The School of Art has similarly used hybrid formats to widen participation in its Fine Arts critiques. In the past these would involve large groups meeting in a shared space; this year students set up their work in their studios so individuals could stop by for distanced visits or view it online. In previous years, people would be viewing student work on the same day as the critique, so this flexible schedule gave additional time for the art to be considered before the discussion. During the critiques, the students were in their studios while the conversation happened over Zoom, with Milanote visual boards virtually exhibiting their work.
“This can really democratize conversation,” said Chair of Fine Arts Jane South. “Frequently critiques privilege the voices of those who are confident public speakers. Hybrid critiques can include the use of a chat function, so more voices can participate and the conversations are multi-dimensional. People listen more attentively as they’re not waiting to speak, and more participants can have their voices heard.

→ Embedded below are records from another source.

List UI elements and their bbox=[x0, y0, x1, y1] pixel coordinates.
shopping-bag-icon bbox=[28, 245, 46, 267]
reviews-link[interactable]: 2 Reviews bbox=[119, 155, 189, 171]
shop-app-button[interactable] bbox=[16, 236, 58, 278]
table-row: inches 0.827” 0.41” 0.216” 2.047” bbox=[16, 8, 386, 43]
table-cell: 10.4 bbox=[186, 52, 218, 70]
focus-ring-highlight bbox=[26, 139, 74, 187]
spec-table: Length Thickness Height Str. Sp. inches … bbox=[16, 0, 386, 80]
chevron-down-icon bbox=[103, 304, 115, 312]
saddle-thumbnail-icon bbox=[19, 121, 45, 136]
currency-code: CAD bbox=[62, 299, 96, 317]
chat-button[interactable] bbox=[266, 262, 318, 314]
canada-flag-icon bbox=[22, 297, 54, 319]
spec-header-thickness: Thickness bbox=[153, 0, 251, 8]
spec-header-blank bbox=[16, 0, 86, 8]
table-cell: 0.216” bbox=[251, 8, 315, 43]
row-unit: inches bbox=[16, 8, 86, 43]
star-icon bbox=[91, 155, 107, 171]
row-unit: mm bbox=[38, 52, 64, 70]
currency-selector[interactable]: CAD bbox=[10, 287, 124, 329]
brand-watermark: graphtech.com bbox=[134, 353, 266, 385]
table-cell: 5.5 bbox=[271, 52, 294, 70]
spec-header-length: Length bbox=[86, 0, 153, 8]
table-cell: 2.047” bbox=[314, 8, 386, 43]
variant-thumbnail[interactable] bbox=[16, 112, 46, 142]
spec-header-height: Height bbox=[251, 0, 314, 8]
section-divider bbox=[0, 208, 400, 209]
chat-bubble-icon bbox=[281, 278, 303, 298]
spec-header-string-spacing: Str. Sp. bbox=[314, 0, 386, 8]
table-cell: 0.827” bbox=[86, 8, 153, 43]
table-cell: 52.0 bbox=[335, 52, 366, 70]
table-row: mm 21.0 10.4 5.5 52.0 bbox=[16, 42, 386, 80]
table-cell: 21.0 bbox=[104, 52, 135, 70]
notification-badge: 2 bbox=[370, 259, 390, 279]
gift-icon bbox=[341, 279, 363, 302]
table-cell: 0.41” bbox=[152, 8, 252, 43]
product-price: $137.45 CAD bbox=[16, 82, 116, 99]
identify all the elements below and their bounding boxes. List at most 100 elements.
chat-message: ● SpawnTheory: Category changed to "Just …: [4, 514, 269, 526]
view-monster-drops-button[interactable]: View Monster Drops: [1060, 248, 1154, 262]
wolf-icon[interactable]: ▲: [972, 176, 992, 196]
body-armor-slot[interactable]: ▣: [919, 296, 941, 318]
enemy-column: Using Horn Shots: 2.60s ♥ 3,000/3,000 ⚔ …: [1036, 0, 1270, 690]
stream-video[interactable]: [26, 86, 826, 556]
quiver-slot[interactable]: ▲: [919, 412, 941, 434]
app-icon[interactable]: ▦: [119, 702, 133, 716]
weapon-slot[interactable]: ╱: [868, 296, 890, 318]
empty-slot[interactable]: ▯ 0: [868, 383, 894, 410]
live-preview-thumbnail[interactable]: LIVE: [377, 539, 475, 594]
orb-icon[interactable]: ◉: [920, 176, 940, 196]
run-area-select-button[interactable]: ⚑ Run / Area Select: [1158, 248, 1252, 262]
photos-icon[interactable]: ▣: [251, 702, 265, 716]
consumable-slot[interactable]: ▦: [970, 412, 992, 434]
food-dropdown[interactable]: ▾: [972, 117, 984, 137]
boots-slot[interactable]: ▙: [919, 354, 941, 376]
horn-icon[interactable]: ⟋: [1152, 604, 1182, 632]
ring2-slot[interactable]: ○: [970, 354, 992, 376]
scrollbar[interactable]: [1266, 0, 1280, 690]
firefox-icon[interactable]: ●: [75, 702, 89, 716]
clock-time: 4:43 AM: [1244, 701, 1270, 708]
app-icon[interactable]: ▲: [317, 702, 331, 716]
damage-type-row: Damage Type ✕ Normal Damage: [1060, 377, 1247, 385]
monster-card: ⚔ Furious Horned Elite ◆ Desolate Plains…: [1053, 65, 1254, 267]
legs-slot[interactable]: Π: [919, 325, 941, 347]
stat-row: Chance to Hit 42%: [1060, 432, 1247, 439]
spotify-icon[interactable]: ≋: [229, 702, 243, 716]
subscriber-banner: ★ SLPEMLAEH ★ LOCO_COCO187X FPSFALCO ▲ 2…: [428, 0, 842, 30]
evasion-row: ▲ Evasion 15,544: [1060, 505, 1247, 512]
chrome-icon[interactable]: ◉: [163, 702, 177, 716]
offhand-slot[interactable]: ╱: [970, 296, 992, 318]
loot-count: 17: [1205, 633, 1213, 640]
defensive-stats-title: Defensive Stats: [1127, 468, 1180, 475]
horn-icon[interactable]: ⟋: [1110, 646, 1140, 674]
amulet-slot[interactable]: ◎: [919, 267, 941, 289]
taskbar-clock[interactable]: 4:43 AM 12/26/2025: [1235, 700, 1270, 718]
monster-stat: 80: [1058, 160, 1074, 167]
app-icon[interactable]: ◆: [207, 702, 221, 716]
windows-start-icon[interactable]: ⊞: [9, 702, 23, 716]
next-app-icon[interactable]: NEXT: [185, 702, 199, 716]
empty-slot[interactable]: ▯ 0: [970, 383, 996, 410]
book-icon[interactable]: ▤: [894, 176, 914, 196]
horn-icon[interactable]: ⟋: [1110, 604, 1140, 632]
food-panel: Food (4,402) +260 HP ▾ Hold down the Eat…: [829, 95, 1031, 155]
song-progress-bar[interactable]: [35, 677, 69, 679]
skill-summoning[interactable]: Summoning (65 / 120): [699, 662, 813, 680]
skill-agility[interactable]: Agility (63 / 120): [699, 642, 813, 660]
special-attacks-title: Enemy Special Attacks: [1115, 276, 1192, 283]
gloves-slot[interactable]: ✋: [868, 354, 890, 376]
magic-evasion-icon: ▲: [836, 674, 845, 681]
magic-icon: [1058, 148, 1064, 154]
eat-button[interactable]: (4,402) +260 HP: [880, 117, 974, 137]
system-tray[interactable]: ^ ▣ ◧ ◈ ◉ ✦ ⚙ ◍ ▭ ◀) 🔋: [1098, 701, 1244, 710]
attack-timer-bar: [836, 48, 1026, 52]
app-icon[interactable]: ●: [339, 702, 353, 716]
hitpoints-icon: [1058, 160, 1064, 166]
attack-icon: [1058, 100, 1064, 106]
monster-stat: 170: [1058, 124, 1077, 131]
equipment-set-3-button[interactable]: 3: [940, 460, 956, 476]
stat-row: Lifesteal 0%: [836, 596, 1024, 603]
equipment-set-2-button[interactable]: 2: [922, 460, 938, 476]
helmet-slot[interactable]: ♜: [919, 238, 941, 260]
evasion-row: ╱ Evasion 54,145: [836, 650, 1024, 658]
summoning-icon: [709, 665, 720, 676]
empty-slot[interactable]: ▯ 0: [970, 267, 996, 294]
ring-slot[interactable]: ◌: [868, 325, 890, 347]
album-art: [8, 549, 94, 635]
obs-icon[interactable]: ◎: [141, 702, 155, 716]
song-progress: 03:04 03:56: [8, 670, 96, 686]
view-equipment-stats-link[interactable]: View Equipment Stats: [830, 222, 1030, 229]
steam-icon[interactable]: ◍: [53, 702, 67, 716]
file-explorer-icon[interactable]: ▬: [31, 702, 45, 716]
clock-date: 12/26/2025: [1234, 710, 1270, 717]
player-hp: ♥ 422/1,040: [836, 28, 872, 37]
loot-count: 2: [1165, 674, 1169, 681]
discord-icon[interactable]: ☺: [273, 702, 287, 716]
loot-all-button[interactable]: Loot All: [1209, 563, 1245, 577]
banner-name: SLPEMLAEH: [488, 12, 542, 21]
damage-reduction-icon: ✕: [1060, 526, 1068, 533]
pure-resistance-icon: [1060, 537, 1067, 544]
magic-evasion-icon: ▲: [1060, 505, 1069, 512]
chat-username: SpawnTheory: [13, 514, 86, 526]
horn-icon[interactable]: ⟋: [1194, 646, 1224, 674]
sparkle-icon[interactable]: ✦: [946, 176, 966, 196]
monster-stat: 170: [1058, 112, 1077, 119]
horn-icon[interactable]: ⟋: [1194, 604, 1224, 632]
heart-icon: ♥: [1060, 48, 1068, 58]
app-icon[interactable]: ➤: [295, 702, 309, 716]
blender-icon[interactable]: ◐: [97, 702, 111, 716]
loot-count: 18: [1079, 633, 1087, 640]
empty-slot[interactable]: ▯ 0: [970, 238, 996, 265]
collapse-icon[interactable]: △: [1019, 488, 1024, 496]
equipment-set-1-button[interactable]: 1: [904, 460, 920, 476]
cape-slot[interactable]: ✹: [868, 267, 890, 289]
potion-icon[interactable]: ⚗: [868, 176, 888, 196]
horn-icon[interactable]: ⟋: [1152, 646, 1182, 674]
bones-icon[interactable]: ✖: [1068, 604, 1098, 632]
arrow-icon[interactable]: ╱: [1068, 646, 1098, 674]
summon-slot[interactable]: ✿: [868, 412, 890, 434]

It’s also easy to share links to articles or artists mentioned in conversations so references are available instantly.”
The use of digital platforms like Milanote and Miro—where students and faculty can share projects and ideas in a free-flowing online space—has contributed to these dialogues. Architecture and design students have been using Miro digital whiteboards as virtual studios, where they not only have the space to share notes, drawings, 3D scans of physical models, videos, and other material, but also can document a whole semester of progress so they can revisit discussions and earlier work.
Using a Miro board in a GAUD design studio with work by student Ersan ilktan in a class led by Hart Marlow, adjunct assistant professor of GAUD (courtesy Hart Marlow and GAUD)
“At any point, we can format the work to invite guests to view it and also leave comments which they can draw or write out as a record for the students,” said Hart Marlow, adjunct assistant professor of GAUD. “In my experience, students can lose a lot of feedback on their work when they’re trying to remember verbal comments or quickly write everything down. This allows them to better track their feedback like an interactive journal.”
These online resources have supported students from across disciplines in gathering to collaborate. In the fall semester, fine arts and writing students came together for the Third Mind Project, which involved a blog where they shared projects, ideas, poems, and essays as they explored the potential for sacred significance in everyday objects. Institutional initiatives like onePratt are also connecting students to campus labs where they can have their projects printed, milled, and cut after designing them remotely through online programs such as Launchpad which runs software through a cloud-based system.
“One thing that’s resonated in this experience is the opening up of a world of materials and fabrication for students,” said Peter Macapia, adjunct associate professor-CCE in GAUD. “Students no longer need to own their own 3D printer or access a campus lab at a certain time. OnePratt and these other online platforms open up the hard elements of production as well as connect students to the people at Pratt who are experts in what this technology can do.”
Going into the spring 2021 semester, these connections through technology will continue to expand the horizons of creativity at Pratt and prepare students to be part of a digitally-engaged community in their future practices.